Courts
Drunken driver gets probation, $500 fine
01:00 AM EDT on Saturday, October 4, 2008

Kobierowski
PROVIDENCE — Stanley Kobierowski, whose drunken-driving case made international news and made him the butt of jokes on TV, yesterday pleaded no contest to driving with a potentially lethal amount of alcohol in his bloodstream.
In a plea bargain, Kobierowski, 34, of North Providence, admitted in District Court that he was driving drunk late on the night of July 21, when he crashed his pickup truck into a portable electronic message board on Route 95 near Providence Place mall.
The state police gave him two chemical breath tests, and the readings — .489 and .491 — were six times the legal limit of .08. The police and the attorney general’s office said that, as far as they know, the readings were the highest ever recorded in Rhode Island on a machine of that kind.
Alcohol intoxication experts say there is a very severe risk of death for the average person with a reading that approaches .3 or .4, but that certain people are innately more resistant to the effects of alcohol or can build up a tolerance.
Judge Christine S. Jabour sentenced Kobierowski to the terms his lawyer, Richard H. James, negotiated with Special Assistant Attorney General Jason Knight: one year probation, one-year suspension of his driver’s license, a $500 fine, 40 hours community service, attendance at a school about the dangers of drunken driving, successful completion of an alcohol-treatment program, and court costs and assessments.
Under Rhode Island law, “no contest” is the equivalent of a guilty plea.
The law also distinguishes among levels of intoxication for the criminal offense of driving under the influence. He pleaded no contest to the misdemeanor charge of driving with a blood alcohol content of .15 or greater/first offense.
In return for that plea, the attorney general withdrew a second charge of resisting arrest.
Kobierowski already has completed a course of alcohol-addiction treatment at a residential facility in Florida, and according to Michael J. Healey, spokesman for Attorney General Patrick C. Lynch, that satisfies the pertinent requirement in the sentence.

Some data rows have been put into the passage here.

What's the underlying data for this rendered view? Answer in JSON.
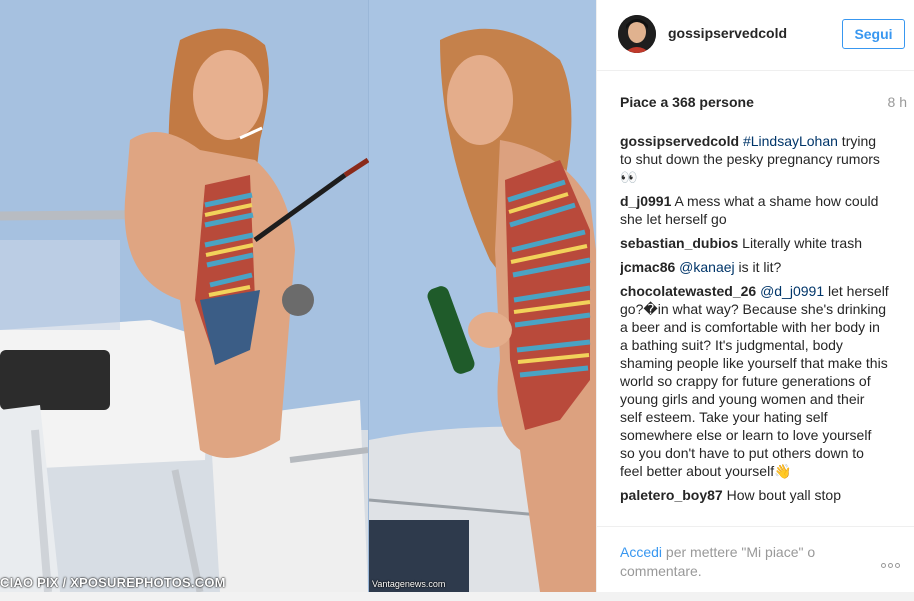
{
  "post": {
    "photo_credit_left": "CIAO PIX / XPOSUREPHOTOS.COM",
    "photo_credit_right": "Vantagenews.com"
  },
  "header": {
    "username": "gossipservedcold",
    "follow_label": "Segui"
  },
  "stats": {
    "likes": "Piace a 368 persone",
    "time": "8 h"
  },
  "comments": [
    {
      "user": "gossipservedcold",
      "mention": "#LindsayLohan",
      "text": " trying to shut down the pesky pregnancy rumors 👀"
    },
    {
      "user": "d_j0991",
      "mention": "",
      "text": " A mess what a shame how could she let herself go"
    },
    {
      "user": "sebastian_dubios",
      "mention": "",
      "text": " Literally white trash"
    },
    {
      "user": "jcmac86",
      "mention": "@kanaej",
      "text": " is it lit?"
    },
    {
      "user": "chocolatewasted_26",
      "mention": "@d_j0991",
      "text": " let herself go?�in what way? Because she's drinking a beer and is comfortable with her body in a bathing suit? It's judgmental, body shaming people like yourself that make this world so crappy for future generations of young girls and young women and their self esteem. Take your hating self somewhere else or learn to love yourself so you don't have to put others down to feel better about yourself👋"
    },
    {
      "user": "paletero_boy87",
      "mention": "",
      "text": " How bout yall stop"
    }
  ],
  "footer": {
    "login_link": "Accedi",
    "login_rest": " per mettere \"Mi piace\" o commentare.",
    "more_icon": "ellipsis-icon"
  },
  "colors": {
    "accent": "#3897f0",
    "hashtag": "#003569",
    "muted": "#999999",
    "text": "#262626"
  }
}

Outside court, James said that Kobierowski, formerly a chef at Downcity Diner, may be able to do his community service with his family’s church.
James credited the police and the attorney general’s office with having handled the case “in a very judicious manner” that balanced the severity of the crime and the public interest with the fact that it is Kobierowski’s first offense.
“They chose not to use this as a cause célèbre” despite the notoriety of the case, James said. “The punishment fit the crime.”
Said Healey: “He’s very lucky to be alive, and he’s very lucky that he didn’t kill somebody.”
The idea that someone could be so drunk yet be able to walk, talk and drive, albeit with very limited success, was astonishing to many and humorous to some. Jay Leno, host of the Tonight Show, made light of the case on one of his nightly monologues.
CNN listed it as a national news item in its bottom-of-the-TV-screen news crawl, and CNN political commentator Glenn Beck joked about it on his show.
James said that he checked on the Internet and found that media organizations around the world had published news items about the case. He found more than 70 items, he said, but curtailed the search because the downloads were clogging his computer’s memory.
Dr. Robert Swift, director of research at the Providence VA Medical Center and a Brown University professor with degrees in physiology and psychiatry, said yesterday that with repeated long-term consumption, the brain develops a tolerance for alcohol and the consumer can remain alert and semi-functional even at a blood-alcohol level that would kill someone else. Some people, he added, are innately more resistant to the sedative and ultimately toxic effect of alcohol.
Swift said he once admitted to a detoxification unit in a Rhode Island hospital a woman with a blood-alcohol content of .537.
“She was walking and talking and joking,” albeit stumbling and with slurred speech, he said.